For the past ten years, Hamilton resident Juliana Boyd has been exploring the limits of painting with wool. After a decade of creating hundreds of textural paintings of animals, flowers, mushrooms, and more, she has clearly mastered her medium. Boyd uses a technique known as needle felting in which she employs a barbed needle to apply and compress unspun wool onto a background fabric. She layers varying amounts of different colors of wool similar to how a painter layers washes of color. The end result is a rich, dimensional realism achieved through the blending of colors and the sculptural quality of the raised wool.
Snowshoe Hare by Juliana Boyd
Boyd usually creates her paintings on carefully chosen textile backgrounds, including repurposed antique seed sacks. But for True North’s Winter Solsticeshow, Boyd did something new. She created a series of snowshoe hares that present themselves from the surfaces of vintage snowshoes. The hares—encircled by the bent ash frame of the traditional snowshoes—leap, sit, and stretch across the rawhide webbing. Some are in their winter coats of white, whereas others are wearing the dusky shades of warmer seasons, but all seem perfectly at home on their snowshoes. Boyd’s hares, like her other animals, make you want to reach out and touch them. You know they aren’t real, but they have a compelling life of their own, as well as a sense of a larger story.
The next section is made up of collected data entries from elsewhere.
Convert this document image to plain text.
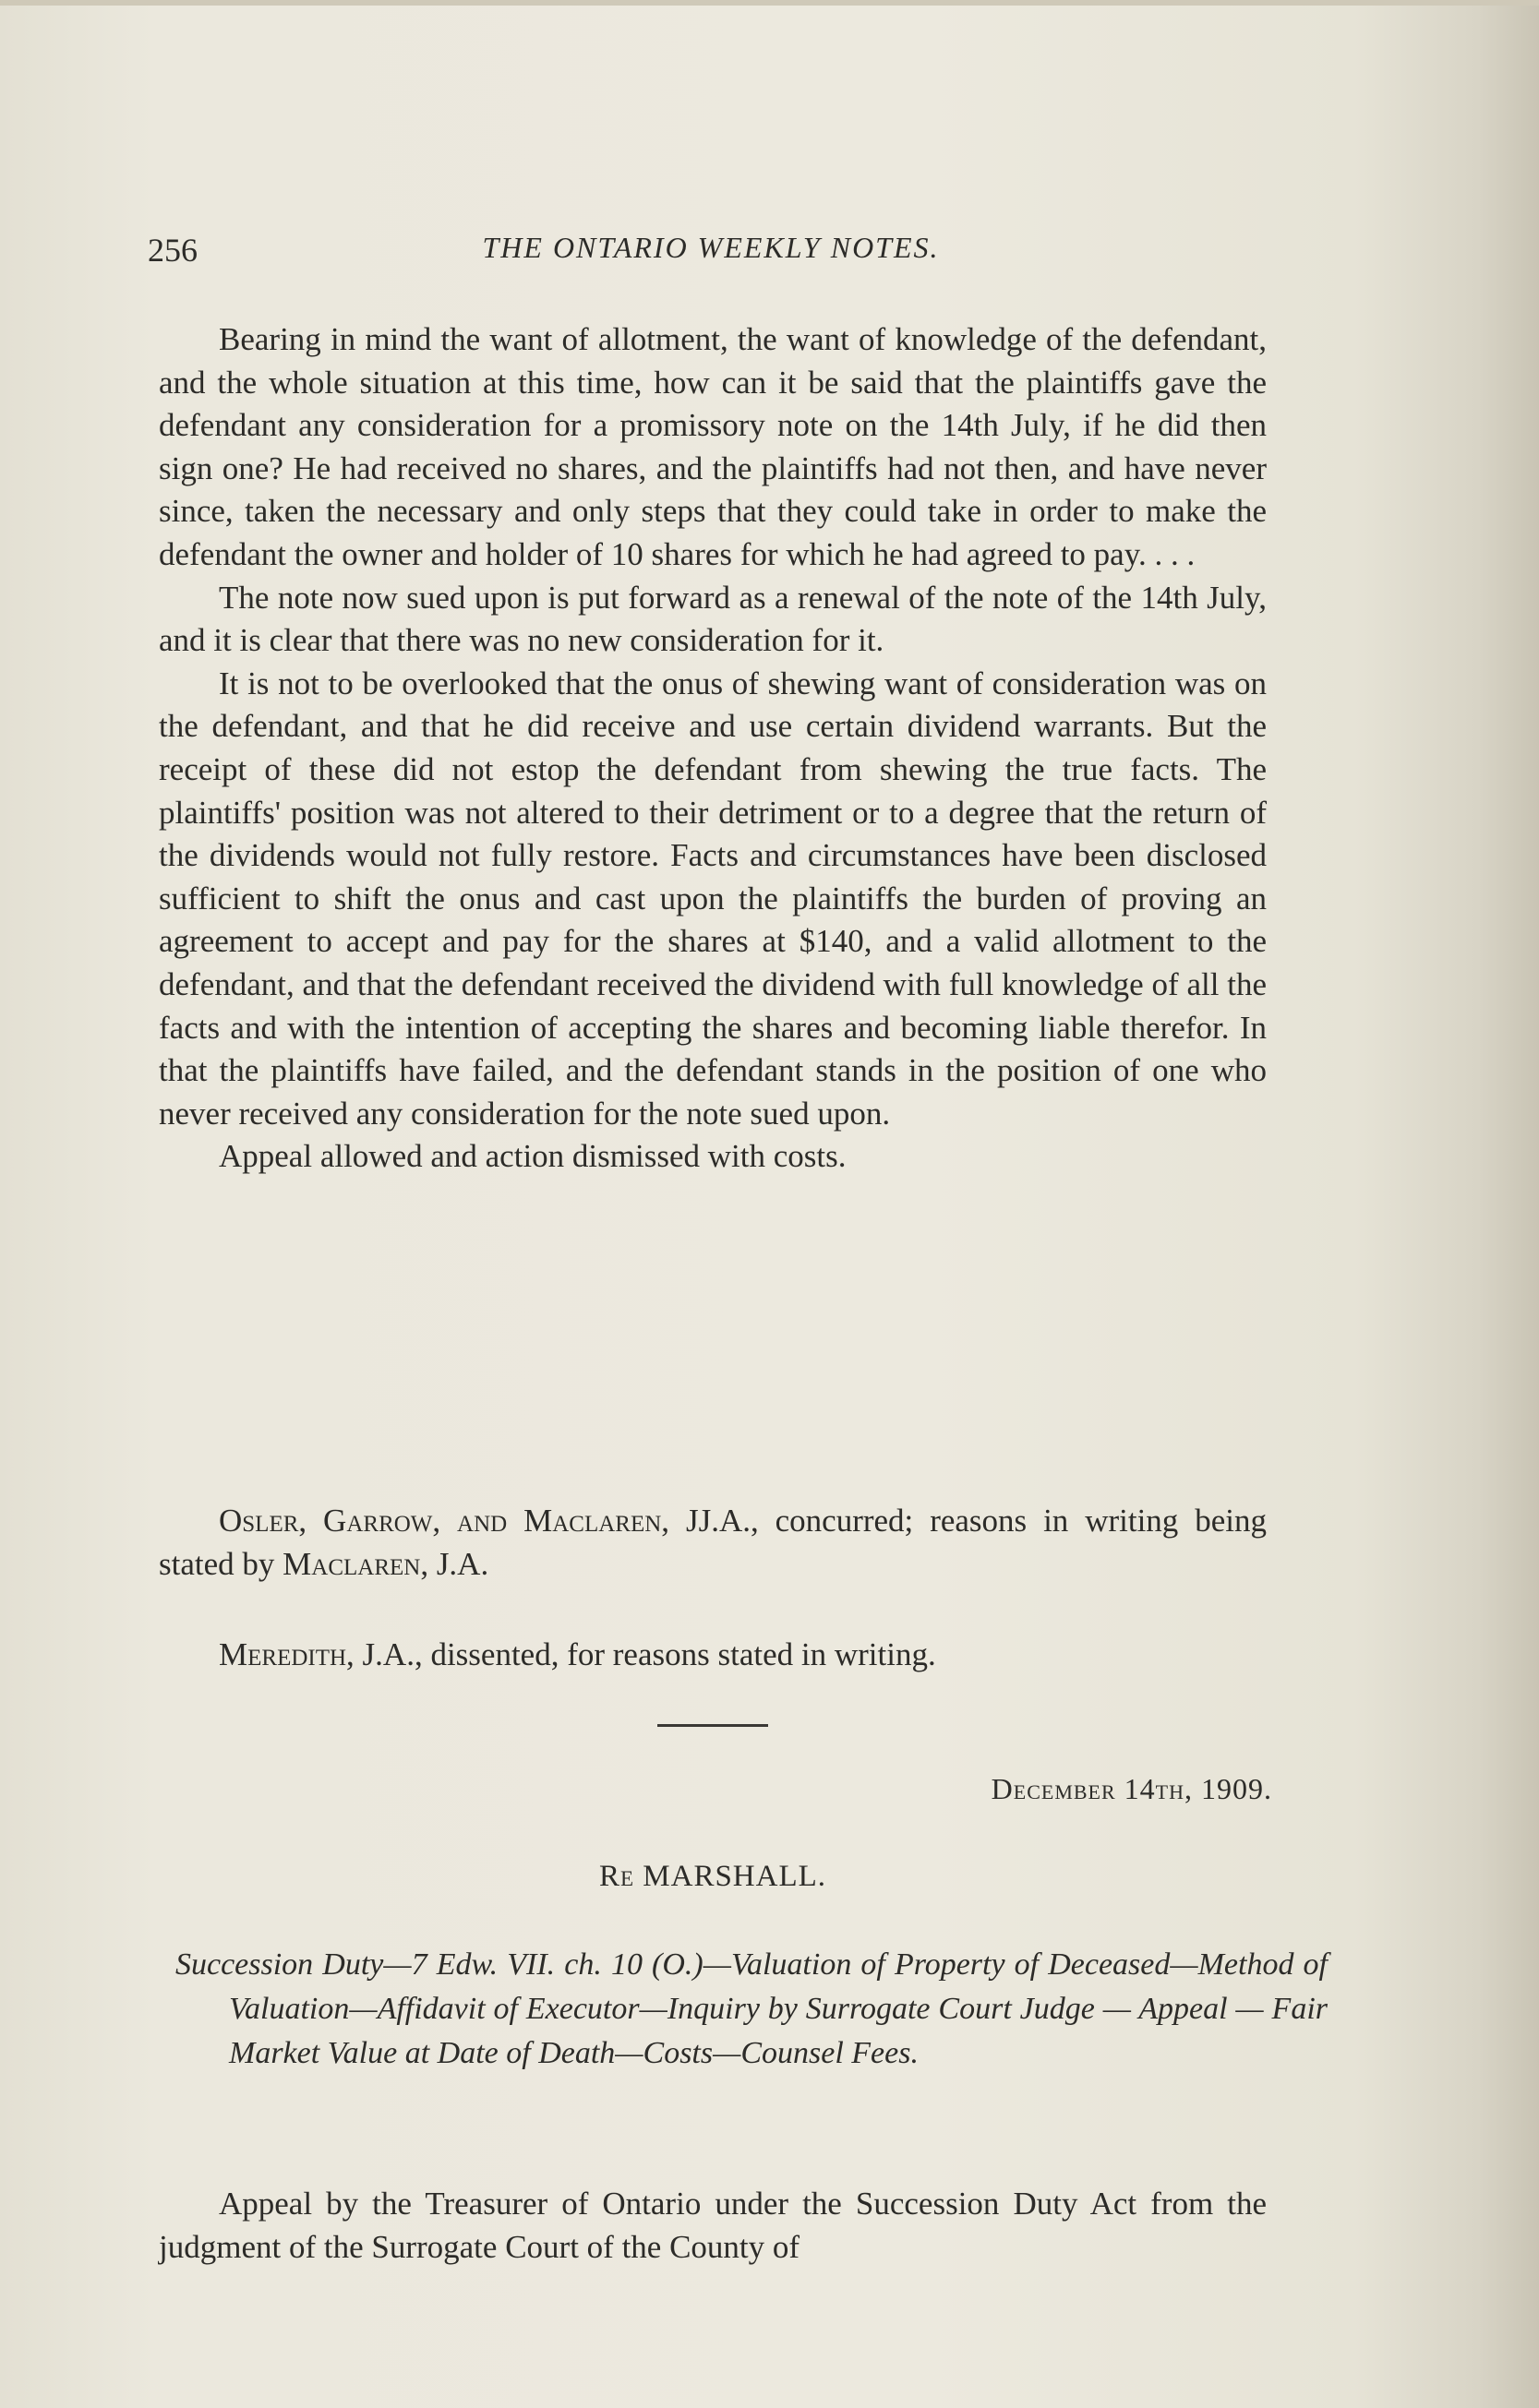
256	THE ONTARIO WEEKLY NOTES.

Bearing in mind the want of allotment, the want of knowledge of the defendant, and the whole situation at this time, how can it be said that the plaintiffs gave the defendant any consideration for a promissory note on the 14th July, if he did then sign one? He had received no shares, and the plaintiffs had not then, and have never since, taken the necessary and only steps that they could take in order to make the defendant the owner and holder of 10 shares for which he had agreed to pay. . . .

The note now sued upon is put forward as a renewal of the note of the 14th July, and it is clear that there was no new consideration for it.

It is not to be overlooked that the onus of shewing want of consideration was on the defendant, and that he did receive and use certain dividend warrants. But the receipt of these did not estop the defendant from shewing the true facts. The plaintiffs' position was not altered to their detriment or to a degree that the return of the dividends would not fully restore. Facts and circumstances have been disclosed sufficient to shift the onus and cast upon the plaintiffs the burden of proving an agreement to accept and pay for the shares at $140, and a valid allotment to the defendant, and that the defendant received the dividend with full knowledge of all the facts and with the intention of accepting the shares and becoming liable therefor. In that the plaintiffs have failed, and the defendant stands in the position of one who never received any consideration for the note sued upon.

Appeal allowed and action dismissed with costs.

Osler, Garrow, and Maclaren, JJ.A., concurred; reasons in writing being stated by Maclaren, J.A.

Meredith, J.A., dissented, for reasons stated in writing.

December 14th, 1909.
Re MARSHALL.
Succession Duty—7 Edw. VII. ch. 10 (O.)—Valuation of Property of Deceased—Method of Valuation—Affidavit of Executor—Inquiry by Surrogate Court Judge — Appeal — Fair Market Value at Date of Death—Costs—Counsel Fees.

Appeal by the Treasurer of Ontario under the Succession Duty Act from the judgment of the Surrogate Court of the County of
Untitled by Cameron Byron Roberts
Also included in the Winter Solstice show are small original works in oil, cold wax, and acrylic by Hamilton artist Cameron Byron Roberts. An architect and contemporary painter, Roberts finds inspiration in the landscapes and waterscapes of the Great Marsh and Essex River. His minimalist paintings focus on light and color, and depart from strict representation to invite viewers to connect with their own experiences of nature.
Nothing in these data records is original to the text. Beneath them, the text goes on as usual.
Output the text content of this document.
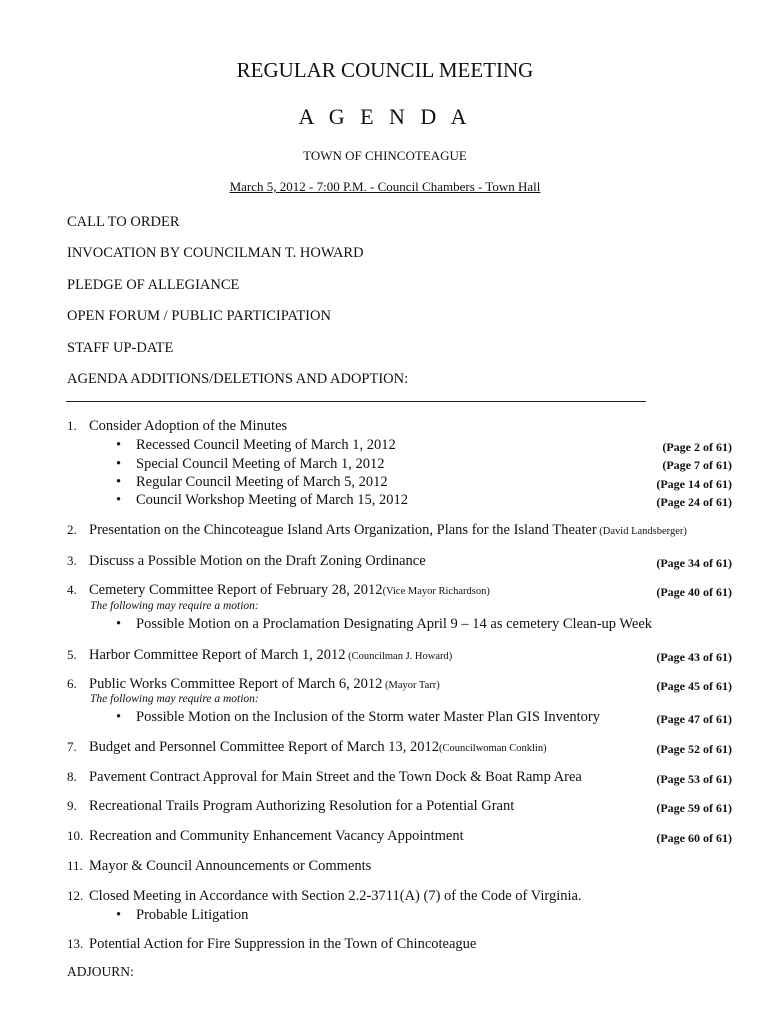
REGULAR COUNCIL MEETING
A G E N D A
TOWN OF CHINCOTEAGUE
March 5, 2012 - 7:00 P.M. - Council Chambers - Town Hall
CALL TO ORDER
INVOCATION BY COUNCILMAN T. HOWARD
PLEDGE OF ALLEGIANCE
OPEN FORUM / PUBLIC PARTICIPATION
STAFF UP-DATE
AGENDA ADDITIONS/DELETIONS AND ADOPTION:
1. Consider Adoption of the Minutes
• Recessed Council Meeting of March 1, 2012	(Page 2 of 61)
• Special Council Meeting of March 1, 2012	(Page 7 of 61)
• Regular Council Meeting of March 5, 2012	(Page 14 of 61)
• Council Workshop Meeting of March 15, 2012	(Page 24 of 61)
2. Presentation on the Chincoteague Island Arts Organization, Plans for the Island Theater (David Landsberger)
3. Discuss a Possible Motion on the Draft Zoning Ordinance	(Page 34 of 61)
4. Cemetery Committee Report of February 28, 2012(Vice Mayor Richardson)	(Page 40 of 61)
The following may require a motion:
• Possible Motion on a Proclamation Designating April 9 – 14 as cemetery Clean-up Week
5. Harbor Committee Report of March 1, 2012 (Councilman J. Howard)	(Page 43 of 61)
6. Public Works Committee Report of March 6, 2012 (Mayor Tarr)	(Page 45 of 61)
The following may require a motion:
• Possible Motion on the Inclusion of the Storm water Master Plan GIS Inventory	(Page 47 of 61)
7. Budget and Personnel Committee Report of March 13, 2012(Councilwoman Conklin)	(Page 52 of 61)
8. Pavement Contract Approval for Main Street and the Town Dock & Boat Ramp Area	(Page 53 of 61)
9. Recreational Trails Program Authorizing Resolution for a Potential Grant	(Page 59 of 61)
10. Recreation and Community Enhancement Vacancy Appointment	(Page 60 of 61)
11. Mayor & Council Announcements or Comments
12. Closed Meeting in Accordance with Section 2.2-3711(A) (7) of the Code of Virginia.
• Probable Litigation
13. Potential Action for Fire Suppression in the Town of Chincoteague
ADJOURN:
The stained glass sculptures of Newburyport artist Leslie Doherty are another highlight of the Winter Solsticeshow. Doherty has been creating art with glass for over thirty years. Working out of her Plum Island studio, she produces sculptures, panels, and architectural installations. For the True North show, Doherty created a new series of feather sculptures that combine traditional stained glass techniques with a sculptural glass method. First, she cuts the individual glass components of the sculpture, and then she curves them by using a “slumping” technique—a kiln-forming process that uses heat and gravity to shape glass. She then re-cuts the curved glass before foiling and soldering them together to create the final form. The result is an elegant arched glass feather that looks as if it just fell from the sky.
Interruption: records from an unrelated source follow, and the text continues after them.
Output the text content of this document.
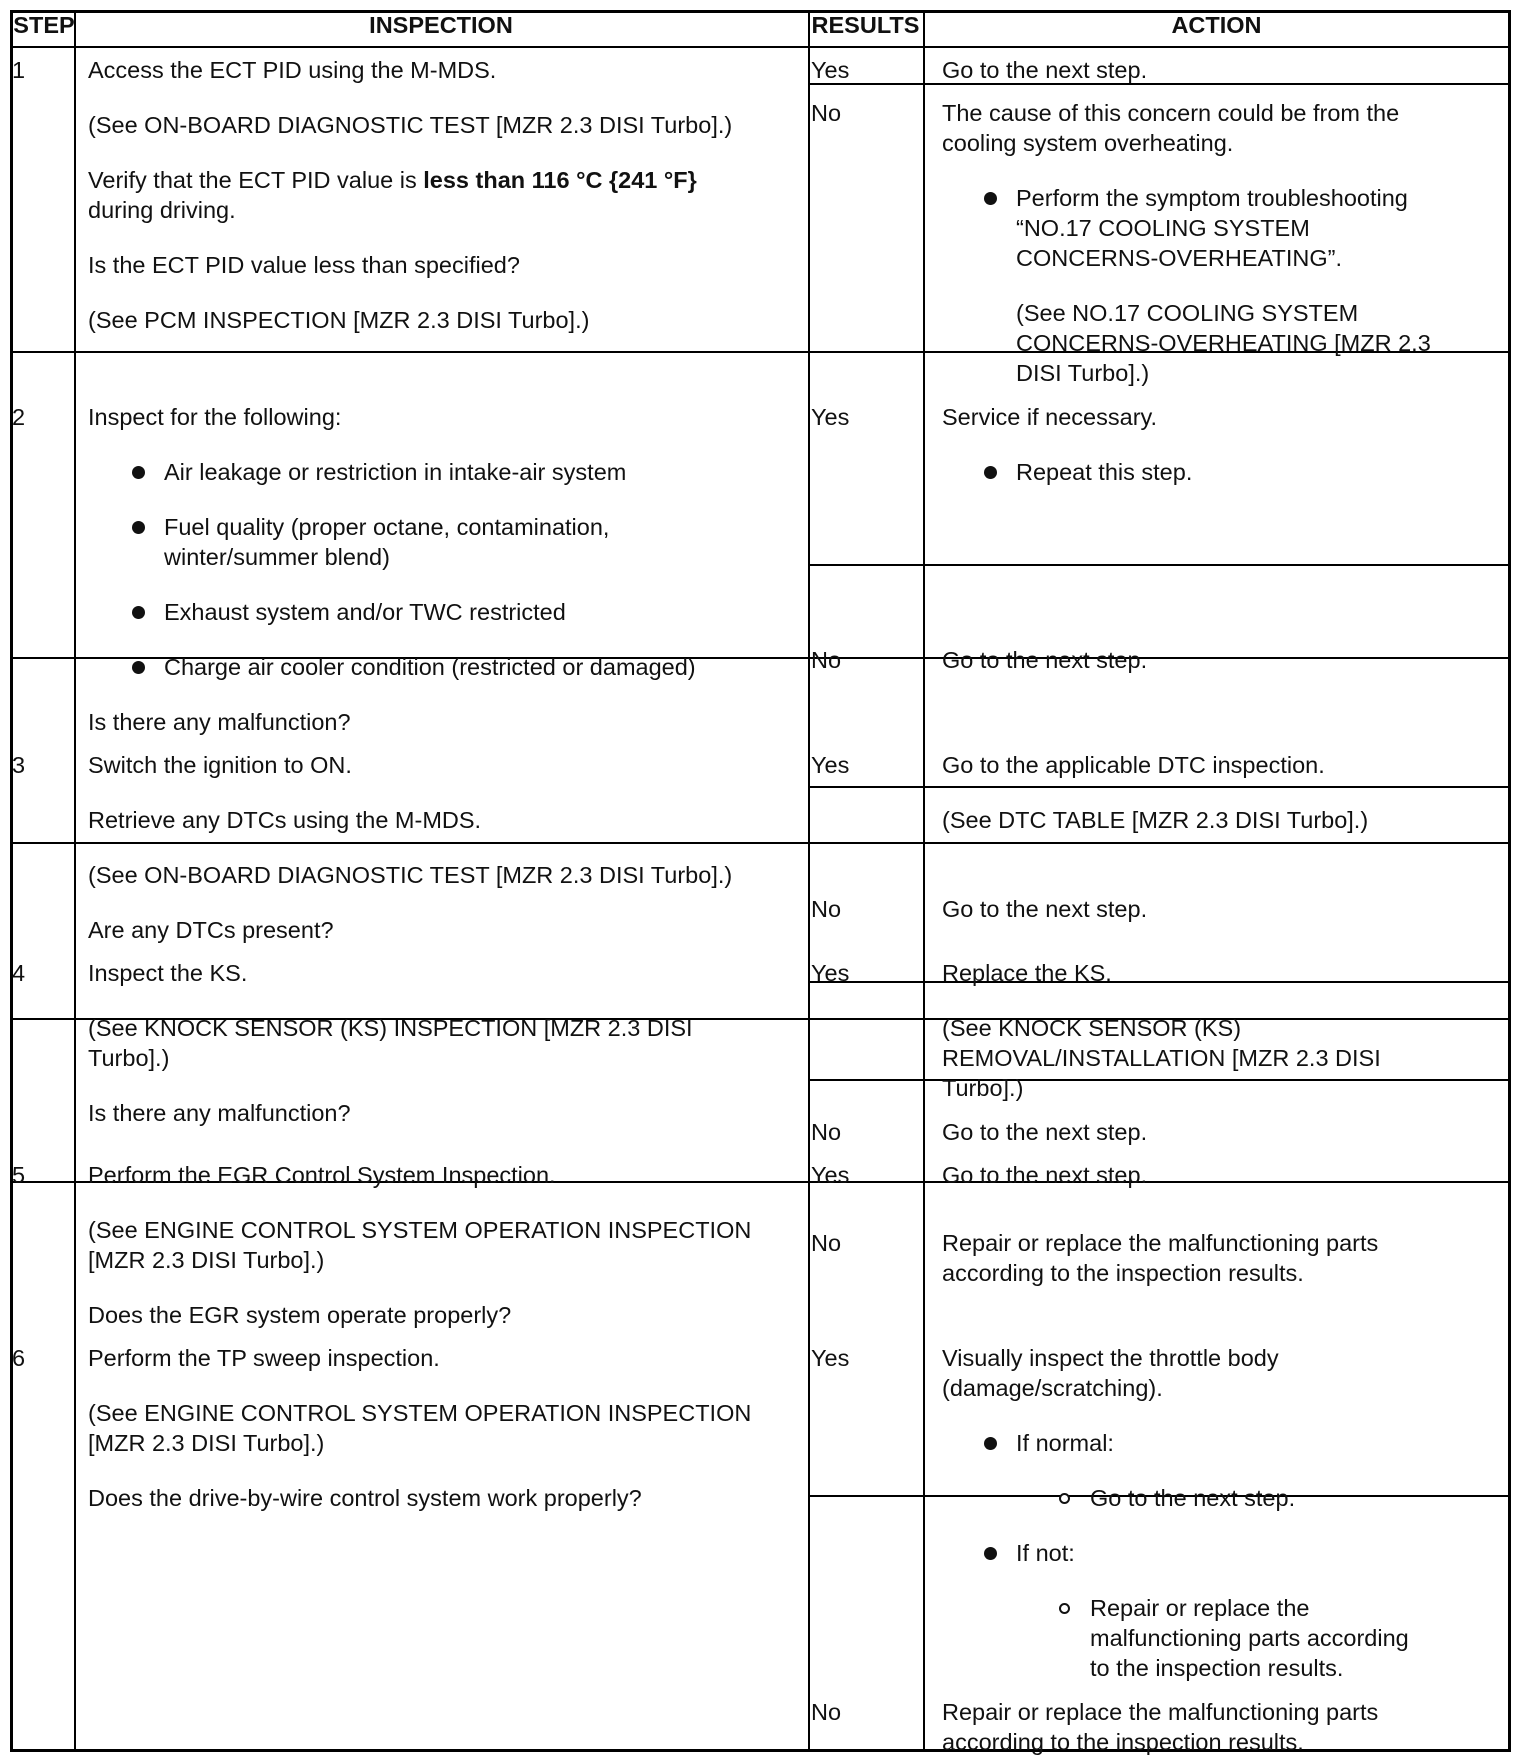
STEP	INSPECTION	RESULTS	ACTION

1	Access the ECT PID using the M-MDS.

(See ON-BOARD DIAGNOSTIC TEST [MZR 2.3 DISI Turbo].)

Verify that the ECT PID value is less than 116 °C {241 °F}

during driving.

Is the ECT PID value less than specified?

(See PCM INSPECTION [MZR 2.3 DISI Turbo].)

Yes	Go to the next step.

No	The cause of this concern could be from the

cooling system overheating.

Perform the symptom troubleshooting

“NO.17 COOLING SYSTEM

CONCERNS-OVERHEATING”.

(See NO.17 COOLING SYSTEM

CONCERNS-OVERHEATING [MZR 2.3

DISI Turbo].)

2	Inspect for the following:

Air leakage or restriction in intake-air system

Fuel quality (proper octane, contamination,

winter/summer blend)

Exhaust system and/or TWC restricted

Charge air cooler condition (restricted or damaged)

Is there any malfunction?

Yes	Service if necessary.

Repeat this step.

No	Go to the next step.

3	Switch the ignition to ON.

Retrieve any DTCs using the M-MDS.

(See ON-BOARD DIAGNOSTIC TEST [MZR 2.3 DISI Turbo].)

Are any DTCs present?

Yes	Go to the applicable DTC inspection.

(See DTC TABLE [MZR 2.3 DISI Turbo].)

No	Go to the next step.

4	Inspect the KS.

(See KNOCK SENSOR (KS) INSPECTION [MZR 2.3 DISI

Turbo].)

Is there any malfunction?

Yes	Replace the KS.

(See KNOCK SENSOR (KS)

REMOVAL/INSTALLATION [MZR 2.3 DISI

Turbo].)

No	Go to the next step.

5	Perform the EGR Control System Inspection.

(See ENGINE CONTROL SYSTEM OPERATION INSPECTION

[MZR 2.3 DISI Turbo].)

Does the EGR system operate properly?

Yes	Go to the next step.

No	Repair or replace the malfunctioning parts

according to the inspection results.

6	Perform the TP sweep inspection.

(See ENGINE CONTROL SYSTEM OPERATION INSPECTION

[MZR 2.3 DISI Turbo].)

Does the drive-by-wire control system work properly?

Yes	Visually inspect the throttle body

(damage/scratching).

If normal:

Go to the next step.

If not:

Repair or replace the

malfunctioning parts according

to the inspection results.

No	Repair or replace the malfunctioning parts

according to the inspection results.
Feathers by Leslie Doherty
Doherty also created a series of multi-pointed Moravian stars for True North’s show. The Moravian star—a traditional and iconic symbol of the winter solstice season—represents the light at the heart of the winter holidays. Using clear and textured glass, Doherty created twelve-pointed stars that range in size from small enough to fit in your hand to large enough to serve as a holiday centerpiece or year-round sculpture.
In addition to the work by these local artists, True North’s Winter Solstice show also features work by Diana Sudyka, Catherine Hyde, Sarah Becktel, Delbert Charging-Crow, Tabbatha Henry, Richard Fisher, and others, as well as gifts, jewelry, holiday items, and more.